When I was a young’un, I lived on a farm several miles outside of Kettle Falls, in Washington state. Below the farm was an undeveloped field with a dirt road running through it that connected several homes. And below the road and the field was Lake Roosevelt. Surrounding all of this was bits and pieces of the Colville National Forest.
Back in those more innocent days, my mother let me go down to the field by myself as long as I didn’t go down to the water.
I loved this field of tall golden weeds. Since I was only about five at the time, the weeds would come up to my chest and I could look out on a sea of waving fronds and imagine I was on a ship in the ocean.
I loved the dust of the dirt road and would walk it slowly, sucking on the end of a grass blade pulled from the side of the road, occasionally chasing after a grasshopper or butterfly. Every once in a while I would see another critter such as a deer or a skunk, always trying to entice the former towards me, always giving considerable room to the latter.
Imagine a soft, warm summer afternoon, blue sky, glimmer of light reflection off of the water in the distance, the sound of insects and birds the only noise. And absolutely nothing to do but walk along the road and think thoughts of faraway places and strange new doings, such as my cousin coming for a visit and my Uncle giving my brother a rifle and not me because I was a girl. I got a stupid china tea set. You know the kind of thoughts — a child’s thoughts.
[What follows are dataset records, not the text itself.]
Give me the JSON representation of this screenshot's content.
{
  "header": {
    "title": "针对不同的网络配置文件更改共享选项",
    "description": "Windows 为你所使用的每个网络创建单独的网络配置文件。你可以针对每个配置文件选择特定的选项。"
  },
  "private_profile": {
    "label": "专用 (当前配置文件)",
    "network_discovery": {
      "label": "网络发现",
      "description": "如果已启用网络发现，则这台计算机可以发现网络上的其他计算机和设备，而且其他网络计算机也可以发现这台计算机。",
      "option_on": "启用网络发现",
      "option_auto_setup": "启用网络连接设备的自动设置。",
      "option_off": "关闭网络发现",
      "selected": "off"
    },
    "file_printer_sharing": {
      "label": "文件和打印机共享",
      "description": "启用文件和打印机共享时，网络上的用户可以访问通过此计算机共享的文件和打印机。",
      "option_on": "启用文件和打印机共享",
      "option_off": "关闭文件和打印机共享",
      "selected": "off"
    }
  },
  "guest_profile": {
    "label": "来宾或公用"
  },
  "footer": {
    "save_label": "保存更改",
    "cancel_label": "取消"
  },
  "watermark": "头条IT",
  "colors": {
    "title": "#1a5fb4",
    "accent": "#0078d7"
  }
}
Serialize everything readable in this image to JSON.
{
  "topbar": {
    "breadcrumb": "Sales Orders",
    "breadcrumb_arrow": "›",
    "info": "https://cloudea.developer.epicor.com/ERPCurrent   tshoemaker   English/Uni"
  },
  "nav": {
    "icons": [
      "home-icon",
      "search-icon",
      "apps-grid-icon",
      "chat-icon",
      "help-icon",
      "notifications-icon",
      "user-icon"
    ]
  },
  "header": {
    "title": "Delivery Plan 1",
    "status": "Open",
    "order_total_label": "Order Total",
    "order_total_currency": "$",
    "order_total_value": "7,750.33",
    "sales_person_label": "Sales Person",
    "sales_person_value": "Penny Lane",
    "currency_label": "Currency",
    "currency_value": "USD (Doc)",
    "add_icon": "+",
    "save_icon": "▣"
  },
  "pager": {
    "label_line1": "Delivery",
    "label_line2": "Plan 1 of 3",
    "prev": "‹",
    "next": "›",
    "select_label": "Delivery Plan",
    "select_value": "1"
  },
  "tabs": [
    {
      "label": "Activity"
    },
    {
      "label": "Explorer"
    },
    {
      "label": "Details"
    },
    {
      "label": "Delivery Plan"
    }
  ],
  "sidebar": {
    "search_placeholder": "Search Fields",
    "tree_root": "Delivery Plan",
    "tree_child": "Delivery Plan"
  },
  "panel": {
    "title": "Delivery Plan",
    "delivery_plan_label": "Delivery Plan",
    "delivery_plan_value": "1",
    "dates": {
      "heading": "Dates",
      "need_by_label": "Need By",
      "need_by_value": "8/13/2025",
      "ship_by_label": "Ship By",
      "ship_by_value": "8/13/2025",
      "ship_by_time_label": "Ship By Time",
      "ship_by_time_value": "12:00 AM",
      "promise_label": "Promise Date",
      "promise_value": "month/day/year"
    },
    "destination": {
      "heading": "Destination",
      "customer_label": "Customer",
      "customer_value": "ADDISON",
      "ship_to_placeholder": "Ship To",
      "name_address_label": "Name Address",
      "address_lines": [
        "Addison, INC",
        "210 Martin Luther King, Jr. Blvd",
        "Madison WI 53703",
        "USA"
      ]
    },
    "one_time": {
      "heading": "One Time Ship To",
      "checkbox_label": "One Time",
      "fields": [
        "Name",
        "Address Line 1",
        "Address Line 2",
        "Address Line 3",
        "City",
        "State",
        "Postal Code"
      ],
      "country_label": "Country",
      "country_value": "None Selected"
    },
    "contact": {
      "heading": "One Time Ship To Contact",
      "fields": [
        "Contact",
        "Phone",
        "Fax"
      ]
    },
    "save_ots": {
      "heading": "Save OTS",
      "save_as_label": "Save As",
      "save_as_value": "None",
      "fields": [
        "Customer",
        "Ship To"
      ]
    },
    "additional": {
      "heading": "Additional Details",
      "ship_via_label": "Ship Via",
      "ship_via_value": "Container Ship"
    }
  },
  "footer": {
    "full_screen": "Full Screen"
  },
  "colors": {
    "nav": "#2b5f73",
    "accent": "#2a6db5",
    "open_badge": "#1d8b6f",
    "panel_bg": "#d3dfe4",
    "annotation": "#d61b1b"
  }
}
One day, there was a movement in the field towards my left. I stopped and looked, hand over eyes to shade the sun, squinting my eyes al-most tight (sign of glasses to come the following year), trying to see what was causing the motion.
Up a head pops and then down it goes.
What?
Up a head pops and then down it goes again.
What is that?
Again, the head appears and I have a better view. It’s golden and kind of flat and has black markings.
That’s not a deer. Too small for a deer.
Up the head pops and then down it goes again.
That’s not a bunny. It’s too big.
Up and down.
That’s not a skunk though it does have markings like a skunk.
I watched this strange creature for some time. I wasn’t frightened. If anything I thought this new experience was a huge treat considering the usual activity associated with a warm sunny afternoon, such as standing in the middle of a road of dust, listening to the insects rub wings and legs.
Up the head would pop, down it would go, each jump moving it farther away until with a last rustle, it disappeared into the woods.
I ran home and opened the door and there was my mother, washing something in the sink, the smell of good things to eat hanging in the late afternoon air. I remembered running up to her, excited, telling her in the jumbled child manner about this creature in the field that had these black markings and it jumped up and down and up and down and up…
“That’s a skunk, honey, You just saw a skunk is all.”
A yellow and black skunk? Well, okay. If you say so, Mama.
So I went for the just the longest, longest time, with this memory in my head of my warm, sunny afternoon and the field of gold and the dusty road, and my yellow and black skunk.
Until the day when I was looking at a new picture book and realized that my skunk was a bobcat.